其余几家,看着陆家子弟已经跪谢,也赶紧地接受任职。
皇帝见状呵呵大笑,然后又为几个带兵的将军封赏完毕,只剩下三皇子留在最后,尚未提及。
尚书朝陆卷章偷偷觑了一眼,陆氏子弟被皇帝全部打入冷宫,再无执掌实权的可能性,这个时候,真的还要朝三皇子发难吗?
陆卷章面上不动声色,却给尚书隐秘地做了一个朝下的手势。除了全程关注他的大皇子和子黎,再无其他人注意到这点隐秘的事情。

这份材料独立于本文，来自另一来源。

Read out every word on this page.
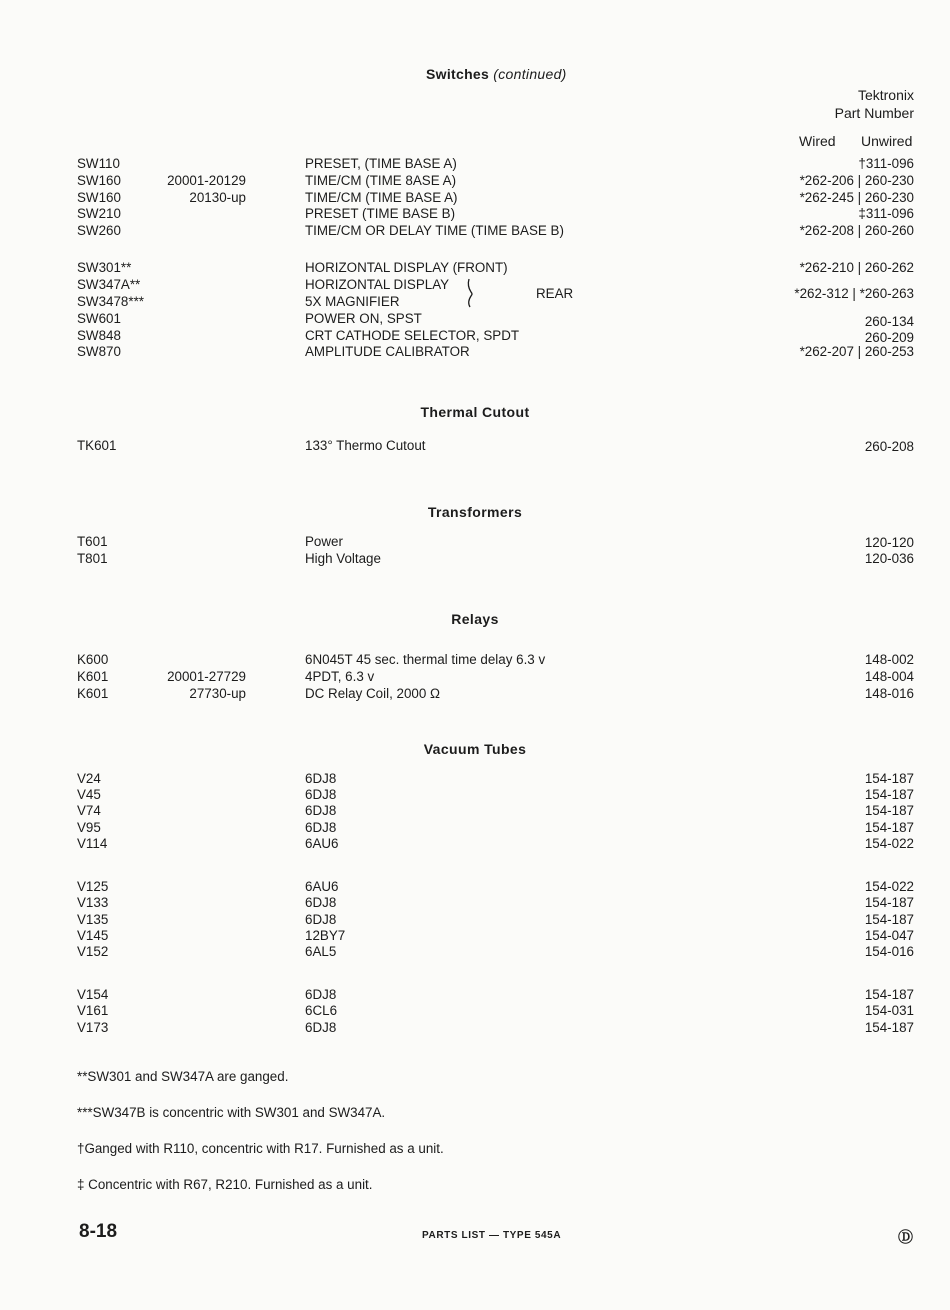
Switches (continued)
Tektronix
Part Number
Wired Unwired
SW110	PRESET, (TIME BASE A)	†311-096
SW160	20001-20129	TIME/CM (TIME 8ASE A)	*262-206 | 260-230
SW160	20130-up	TIME/CM (TIME BASE A)	*262-245 | 260-230
SW210	PRESET (TIME BASE B)	‡311-096
SW260	TIME/CM OR DELAY TIME (TIME BASE B)	*262-208 | 260-260
SW301**	HORIZONTAL DISPLAY (FRONT)	*262-210 | 260-262
SW347A**	HORIZONTAL DISPLAY
SW3478***	5X MAGNIFIER
REAR	*262-312 | *260-263
SW601	POWER ON, SPST	260-134
SW848	CRT CATHODE SELECTOR, SPDT	260-209
SW870	AMPLITUDE CALIBRATOR	*262-207 | 260-253
Thermal Cutout
TK601	133° Thermo Cutout	260-208
Transformers
T601	Power	120-120
T801	High Voltage	120-036
Relays
K600	6N045T 45 sec. thermal time delay 6.3 v	148-002
K601	20001-27729	4PDT, 6.3 v	148-004
K601	27730-up	DC Relay Coil, 2000 Ω	148-016
Vacuum Tubes
V24	6DJ8	154-187
V45	6DJ8	154-187
V74	6DJ8	154-187
V95	6DJ8	154-187
V114	6AU6	154-022
V125	6AU6	154-022
V133	6DJ8	154-187
V135	6DJ8	154-187
V145	12BY7	154-047
V152	6AL5	154-016
V154	6DJ8	154-187
V161	6CL6	154-031
V173	6DJ8	154-187
**SW301 and SW347A are ganged.
***SW347B is concentric with SW301 and SW347A.
†Ganged with R110, concentric with R17. Furnished as a unit.
‡ Concentric with R67, R210. Furnished as a unit.
8-18	PARTS LIST — TYPE 545A	Ⓓ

皇帝开口为最大的功臣三皇子封赏道:“加官一等,授骠骑将军,襄领兵部。”
不等三皇子领旨谢恩,尚书出声道:“陛下,兵权还请回。臣听闻一事,攻打阜州之时,有人说三皇子故意将潘达放走,可否请三皇子给区区解释一二?”
这句责问一出口,众臣立即低声议论。
这责问的水平完全是高,对陛下而言,尚书希望兵权在陛下手里,这是出乎公心,令尚书陡然站在了皇帝阵营,众人皆知,尚书是陆家附庸,却为皇帝而遏陆家势头,洗白了自己。这在不知此种机密的朝臣之人看来,尚书之前抗议立碑之事,就有了解释,顿觉得他高风亮节起来。
子琅冷然以对,不屑理之。
子黎暗中细思,陆卷章真是好一个弄权之人,必定是三皇子先前来宫,事情泄露,陆家这次必有先手。
不出子黎所料,尚书再道:“既然三皇子不说,自当有人替三皇子说。请陛下允一人上殿。”
事情到了此时,皇帝自然只让顺尚书的心,点头允许。
“宣闻珥上殿。”
闻珥走到宫殿之上,说明自己的身份。一些人十分惊讶,闻珥,乃是三皇子的贴身幕僚,知道三皇子的人都知悉,闻珥跟着三皇子有一些年头,不可能被人买。朝臣们的心已经动摇了。
“你有何证据证明老三放走了潘达?”皇帝的脸看不出任何表情,然而凝重的情绪却笼罩着整个宫殿,无人再敢低语,只看着闻珥。
“禀陛下,三皇子夜袭阜州之后胜利进城,却下令拆除潘达之府,从府邸建筑的地下挖掘无数珍宝,藏宝位置十分机密,若非是潘达提前告知,不可能得知。”
“我多次谏言,应当趁机将已成颓势的潘达一网打尽,殿下却下令不追,如今潘达在曲州骚扰百姓,又开始作乱。”
“我不敢污蔑殿下,所以暗中搜查,想要证实殿下无辜,却发现殿下和潘达的来往书信。”
“呈上来。”皇帝说道。
和三皇子一模一样的笔迹,来往书信所言,便是府邸之下有潘达埋藏的珍宝,以此交换放潘达一命的机会。
“老三,你自己过来看看。”皇帝却一脸笑模样,朝子黎说道:“太子,你也上来看看。”
朝臣们面面相觑,陛下这是怎么了,傻了?
子黎和子琅走上前去,皇帝将书信分别递给二人,子黎手触摸书信,立即觉得不对,有细微的凸起感,子黎朝内侍轻声道:“打一盆清水,放上鹃兰花,等一刻钟,然后端过来。”